Le phénomène d’exportation du bois français vers la Chine : état des lieux

Qui aurait imaginé il y a vingt ans que les forêts françaises deviendraient un enjeu stratégique pour l’industrie chinoise ? Pourtant, les chiffres parlent d’eux-mêmes. Selon le rapport UNECE 2023, la Chine a capté 54% de la valeur des exportations de grumes de chêne françaises en 2022, soit 102 millions d’euros. Une manne qui ne cesse de croître.

L’évolution donne le tournis. Entre 2019 et 2020, +11%. Puis l'emballement : +54% entre 2020 et 2021, et +60% l’année suivante. En volume, la progression reste impressionnante malgré un léger tassement.
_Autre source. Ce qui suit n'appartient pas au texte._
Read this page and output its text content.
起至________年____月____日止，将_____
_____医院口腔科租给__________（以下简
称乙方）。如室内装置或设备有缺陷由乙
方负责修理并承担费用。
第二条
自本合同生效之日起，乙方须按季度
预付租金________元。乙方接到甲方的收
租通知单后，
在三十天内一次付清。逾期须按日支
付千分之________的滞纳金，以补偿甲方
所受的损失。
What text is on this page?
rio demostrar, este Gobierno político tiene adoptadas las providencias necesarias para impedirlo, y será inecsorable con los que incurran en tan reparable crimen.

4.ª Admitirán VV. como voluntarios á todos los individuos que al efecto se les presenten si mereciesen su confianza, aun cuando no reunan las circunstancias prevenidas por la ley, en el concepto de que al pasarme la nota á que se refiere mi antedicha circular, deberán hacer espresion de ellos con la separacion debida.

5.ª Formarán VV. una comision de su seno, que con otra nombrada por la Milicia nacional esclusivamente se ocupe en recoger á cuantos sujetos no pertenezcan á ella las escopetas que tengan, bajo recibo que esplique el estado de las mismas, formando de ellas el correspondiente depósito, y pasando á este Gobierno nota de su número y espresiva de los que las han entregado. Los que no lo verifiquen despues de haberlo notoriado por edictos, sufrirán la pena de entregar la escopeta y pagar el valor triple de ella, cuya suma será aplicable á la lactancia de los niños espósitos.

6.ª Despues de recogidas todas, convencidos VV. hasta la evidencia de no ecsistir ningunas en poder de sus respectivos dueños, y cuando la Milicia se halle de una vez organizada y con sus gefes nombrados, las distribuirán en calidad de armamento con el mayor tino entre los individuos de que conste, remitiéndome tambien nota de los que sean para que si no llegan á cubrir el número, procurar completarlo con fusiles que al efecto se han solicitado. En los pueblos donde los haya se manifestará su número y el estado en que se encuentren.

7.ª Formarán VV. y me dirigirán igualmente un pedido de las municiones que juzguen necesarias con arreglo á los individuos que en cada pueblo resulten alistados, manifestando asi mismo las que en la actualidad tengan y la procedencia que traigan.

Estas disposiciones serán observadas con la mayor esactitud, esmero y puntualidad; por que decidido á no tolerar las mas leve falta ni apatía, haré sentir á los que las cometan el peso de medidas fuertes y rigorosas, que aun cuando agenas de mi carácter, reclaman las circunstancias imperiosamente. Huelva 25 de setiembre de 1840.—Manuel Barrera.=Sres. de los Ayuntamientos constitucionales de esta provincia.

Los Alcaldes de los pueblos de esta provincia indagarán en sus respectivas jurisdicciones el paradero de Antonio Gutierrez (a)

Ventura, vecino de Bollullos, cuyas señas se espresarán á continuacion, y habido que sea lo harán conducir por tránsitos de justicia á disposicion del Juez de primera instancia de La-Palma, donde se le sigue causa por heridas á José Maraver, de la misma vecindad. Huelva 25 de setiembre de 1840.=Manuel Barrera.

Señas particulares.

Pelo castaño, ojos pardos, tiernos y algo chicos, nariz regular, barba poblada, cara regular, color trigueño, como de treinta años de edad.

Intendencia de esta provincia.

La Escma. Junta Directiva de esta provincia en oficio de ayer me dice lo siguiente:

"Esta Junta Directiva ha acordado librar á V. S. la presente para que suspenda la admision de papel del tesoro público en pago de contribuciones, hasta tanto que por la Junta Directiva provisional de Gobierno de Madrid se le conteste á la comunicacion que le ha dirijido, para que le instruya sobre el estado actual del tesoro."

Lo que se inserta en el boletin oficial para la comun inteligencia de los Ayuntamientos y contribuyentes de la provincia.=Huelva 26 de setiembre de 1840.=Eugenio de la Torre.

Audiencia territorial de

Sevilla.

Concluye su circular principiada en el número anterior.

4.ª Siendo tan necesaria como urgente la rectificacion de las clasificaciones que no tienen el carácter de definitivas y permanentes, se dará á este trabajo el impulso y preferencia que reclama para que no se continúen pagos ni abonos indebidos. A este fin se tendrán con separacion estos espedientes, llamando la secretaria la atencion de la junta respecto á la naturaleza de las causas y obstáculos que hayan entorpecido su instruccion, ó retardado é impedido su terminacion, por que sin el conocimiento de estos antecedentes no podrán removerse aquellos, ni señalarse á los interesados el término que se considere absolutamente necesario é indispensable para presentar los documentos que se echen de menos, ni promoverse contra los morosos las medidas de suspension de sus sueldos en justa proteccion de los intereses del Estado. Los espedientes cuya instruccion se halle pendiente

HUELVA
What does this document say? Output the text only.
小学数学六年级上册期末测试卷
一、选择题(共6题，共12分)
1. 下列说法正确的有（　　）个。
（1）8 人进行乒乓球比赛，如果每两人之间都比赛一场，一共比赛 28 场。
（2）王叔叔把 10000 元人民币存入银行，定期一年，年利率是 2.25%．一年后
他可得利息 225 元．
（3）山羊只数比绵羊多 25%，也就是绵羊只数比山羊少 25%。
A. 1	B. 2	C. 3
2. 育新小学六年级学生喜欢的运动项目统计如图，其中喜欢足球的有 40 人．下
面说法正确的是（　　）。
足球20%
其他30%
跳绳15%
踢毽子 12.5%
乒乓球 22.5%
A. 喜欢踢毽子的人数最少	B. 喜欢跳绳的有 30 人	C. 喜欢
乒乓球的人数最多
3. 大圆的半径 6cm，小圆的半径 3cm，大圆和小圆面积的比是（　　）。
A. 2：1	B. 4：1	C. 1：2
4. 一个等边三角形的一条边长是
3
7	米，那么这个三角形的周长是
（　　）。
Mais ces statistiques officielles ne racontent qu’une partie de l’histoire.

Saviez-vous qu’une bonne partie du chêne « exporté » vers la Belgique finit en réalité en Chine ? Simple question de logistique portuaire. L’association Canopée estime qu’entre 2014 et 2020, la Chine a siphonné en moyenne 10% de notre production nationale de chêne brut. Avec des pics à 17,5% en 2019 avant le coup de frein pandémique. Depuis ? La tendance est repartie de plus belle.

Les causes de cette forte demande chinoise

Pourquoi cet appétit soudain pour notre chêne ? Plusieurs facteurs se conjuguent, certains assez inattendus.

D’abord, l’émergence d’une classe moyenne chinoise friande de parquets et meubles en chêne. Un paradoxe : ce bois noble, symbole des vieilles demeures européennes, devient un marqueur de réussite sociale en Asie. Ensuite, un fait peu connu : la Chine ne dispose tout simplement pas de cette essence sur son territoire.

La politique environnementale chinoise joue aussi un rôle clé. Depuis 2017, Pékin a décrété un moratoire sur l’exploitation de ses forêts primaires. Résultat ? La pression sur les importations s’est brutalement accentuée.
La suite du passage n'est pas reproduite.